SEC hints at tough rules for game-like features for online brokers
The U.S. Securities and Exchange Commission sent its strongest signal yet that it plans to toughen rules for online brokers, issuing a wide-ranging request for comment on how the firms use game-like features and other tools to attract customers.
In a Friday statement, the Wall Street regulator said it’s seeking information from market participants, consumer advocates and others on “digital engagement practices” that are closely associated with the mobile phone apps offered by brokers such as Robinhood Markets Inc. and Webull Financial. The SEC said it’s concerned that such technologies are putting investors at risk by encouraging excessive trading and pushing specific stocks.

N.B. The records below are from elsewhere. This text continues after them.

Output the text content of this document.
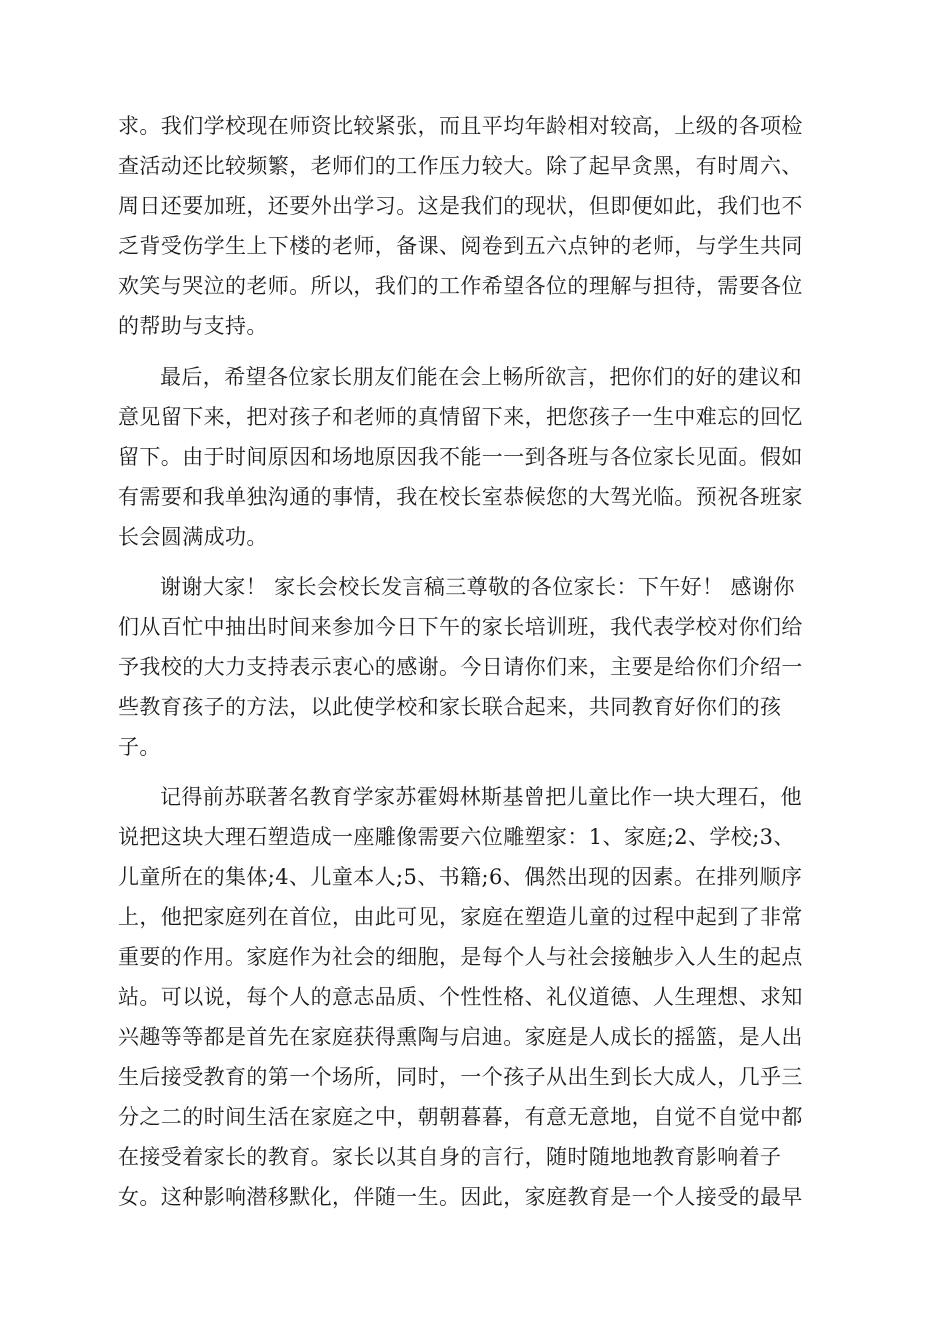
求。我们学校现在师资比较紧张，而且平均年龄相对较高，上级的各项检
查活动还比较频繁，老师们的工作压力较大。除了起早贪黑，有时周六、
周日还要加班，还要外出学习。这是我们的现状，但即便如此，我们也不
乏背受伤学生上下楼的老师，备课、阅卷到五六点钟的老师，与学生共同
欢笑与哭泣的老师。所以，我们的工作希望各位的理解与担待，需要各位
的帮助与支持。
最后，希望各位家长朋友们能在会上畅所欲言，把你们的好的建议和
意见留下来，把对孩子和老师的真情留下来，把您孩子一生中难忘的回忆
留下。由于时间原因和场地原因我不能一一到各班与各位家长见面。假如
有需要和我单独沟通的事情，我在校长室恭候您的大驾光临。预祝各班家
长会圆满成功。
谢谢大家！ 家长会校长发言稿三尊敬的各位家长：下午好！ 感谢你
们从百忙中抽出时间来参加今日下午的家长培训班，我代表学校对你们给
予我校的大力支持表示衷心的感谢。今日请你们来，主要是给你们介绍一
些教育孩子的方法，以此使学校和家长联合起来，共同教育好你们的孩
子。
记得前苏联著名教育学家苏霍姆林斯基曾把儿童比作一块大理石，他
说把这块大理石塑造成一座雕像需要六位雕塑家：1、家庭;2、学校;3、
儿童所在的集体;4、儿童本人;5、书籍;6、偶然出现的因素。在排列顺序
上，他把家庭列在首位，由此可见，家庭在塑造儿童的过程中起到了非常
重要的作用。家庭作为社会的细胞，是每个人与社会接触步入人生的起点
站。可以说，每个人的意志品质、个性性格、礼仪道德、人生理想、求知
兴趣等等都是首先在家庭获得熏陶与启迪。家庭是人成长的摇篮，是人出
生后接受教育的第一个场所，同时，一个孩子从出生到长大成人，几乎三
分之二的时间生活在家庭之中，朝朝暮暮，有意无意地，自觉不自觉中都
在接受着家长的教育。家长以其自身的言行，随时随地地教育影响着子
女。这种影响潜移默化，伴随一生。因此，家庭教育是一个人接受的最早
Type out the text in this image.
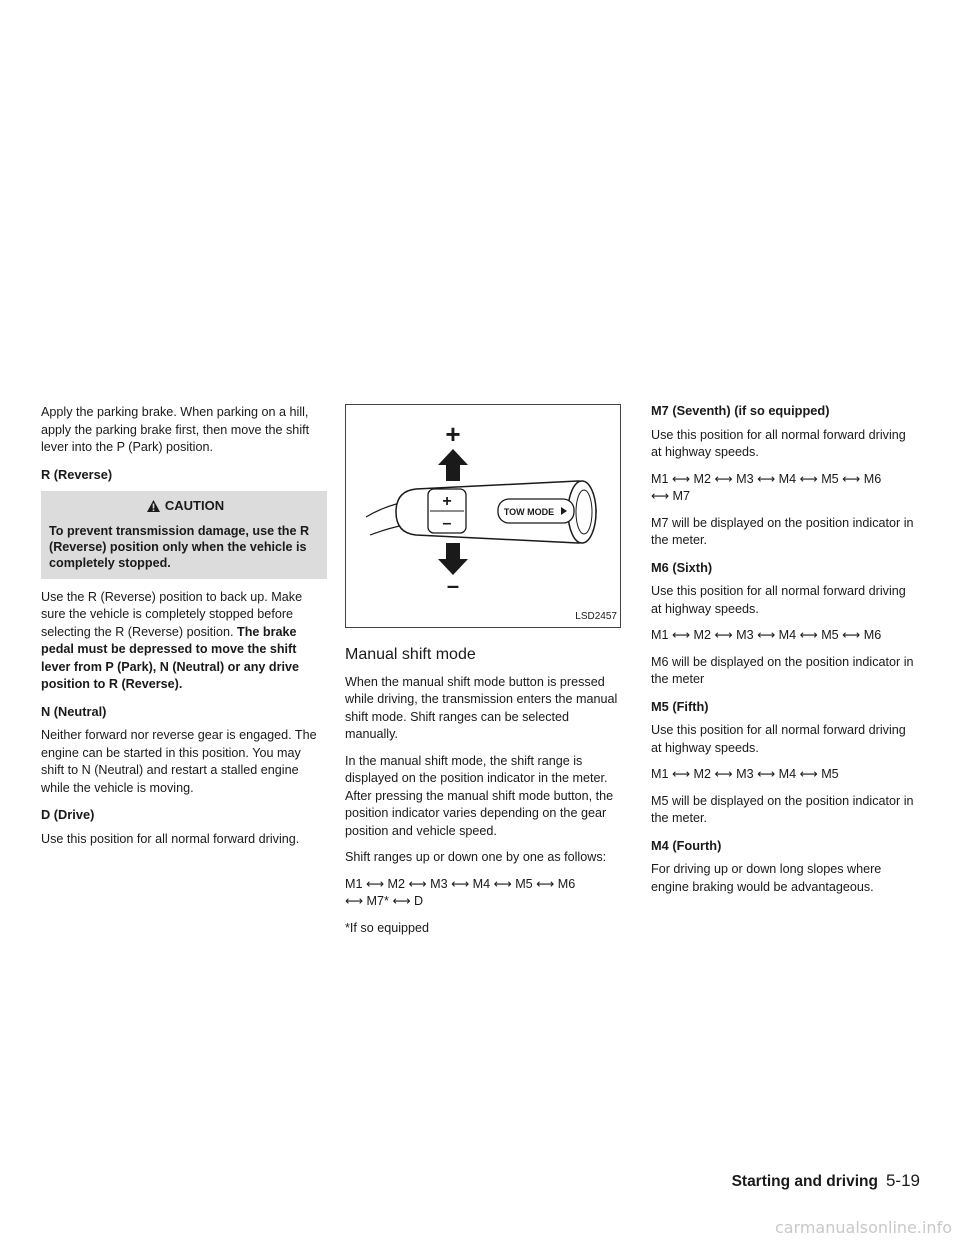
Apply the parking brake. When parking on a hill, apply the parking brake first, then move the shift lever into the P (Park) position.

R (Reverse)
CAUTION
To prevent transmission damage, use the R (Reverse) position only when the vehicle is completely stopped.

Use the R (Reverse) position to back up. Make sure the vehicle is completely stopped before selecting the R (Reverse) position. The brake pedal must be depressed to move the shift lever from P (Park), N (Neutral) or any drive position to R (Reverse).

N (Neutral)

Neither forward nor reverse gear is engaged. The engine can be started in this position. You may shift to N (Neutral) and restart a stalled engine while the vehicle is moving.

D (Drive)

Use this position for all normal forward driving.

+
–
+
–
TOW MODE
LSD2457
Manual shift mode

When the manual shift mode button is pressed while driving, the transmission enters the manual shift mode. Shift ranges can be selected manually.

In the manual shift mode, the shift range is displayed on the position indicator in the meter. After pressing the manual shift mode button, the position indicator varies depending on the gear position and vehicle speed.

Shift ranges up or down one by one as follows:

M1 ⟷ M2 ⟷ M3 ⟷ M4 ⟷ M5 ⟷ M6
⟷ M7* ⟷ D

*If so equipped

M7 (Seventh) (if so equipped)

Use this position for all normal forward driving at highway speeds.

M1 ⟷ M2 ⟷ M3 ⟷ M4 ⟷ M5 ⟷ M6
⟷ M7

M7 will be displayed on the position indicator in the meter.

M6 (Sixth)

Use this position for all normal forward driving at highway speeds.

M1 ⟷ M2 ⟷ M3 ⟷ M4 ⟷ M5 ⟷ M6

M6 will be displayed on the position indicator in the meter

M5 (Fifth)

Use this position for all normal forward driving at highway speeds.

M1 ⟷ M2 ⟷ M3 ⟷ M4 ⟷ M5

M5 will be displayed on the position indicator in the meter.

M4 (Fourth)

For driving up or down long slopes where engine braking would be advantageous.

Starting and driving 5-19
carmanualsonline.info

The move is the latest from Washington regulators to get a better handle on the increasing force that retail investors are exerting in equity markets. Several U.S. lawmakers have urged the SEC to crack down on brokers that cater to millennials and other novices who embraced trading during the pandemic, after this year’s wild volatility for so-called meme stocks.
“While new technologies can bring us greater access and product choice, they also raise questions as to whether we as investors are appropriately protected when we trade and get financial advice,” SEC Chair Gary Gensler said in a statement. “In many cases, these features may encourage investors to trade more often, invest in different products, or change their investment strategy.”
Some were just in it for the money. Others saw a chance to stick it to Wall Street. Between them, they made GameStop the latest symbol of chaotic internet-fueled change.
The issue of gamification — in which brokers use nudges and prompts on their apps to keep customers more engaged — has been mainly linked to Robinhood in the investing world. But the practice has spread to many online brokers and firms that feature do-it-yourself investment options, known as robo-advising.
Shortly after taking over as SEC chief, Gensler told the House Financial Services Committee in May that many trading rules may need to be updated to account for new technologies. This week, he announced that he had hired Barbara Roper, a longtime consumer advocate and frequent critic of Robinhood and the broader brokerage industry, as a senior advisor.
At the crux of the SEC’s inquiry is whether the online brokers are offering investment advice or recommending stocks. That might subject them to strict standards for fiduciaries, requiring them to put their clients’ interests first.
Massachusetts securities regulators filed a complaint against Robinhood last year, alleging that it fell far short of adhering to its fiduciary obligation to customers. Robinhood has aggressively contested the claims, arguing that such a standard of care doesn’t apply because the firm isn’t offering investment advice.
The SEC said it will use the feedback it gets from the public over the next 30 days to assess whether current rules are adequate. Among the issues the agency wants comments on:
- The use of social networking tools to connect investors.
- Games or contests that employ interactive graphics and offer prizes.
- How notifications, by email or texts, are used by brokers.
- Digital celebrations, such as the famed Robinhood confetti — now discontinued by the firm.
- The presentation of investment “ideas” or suggestions to clients, especially when shown at the time they place orders.
- The use of so-called chatbots rather than a live human to respond to customers.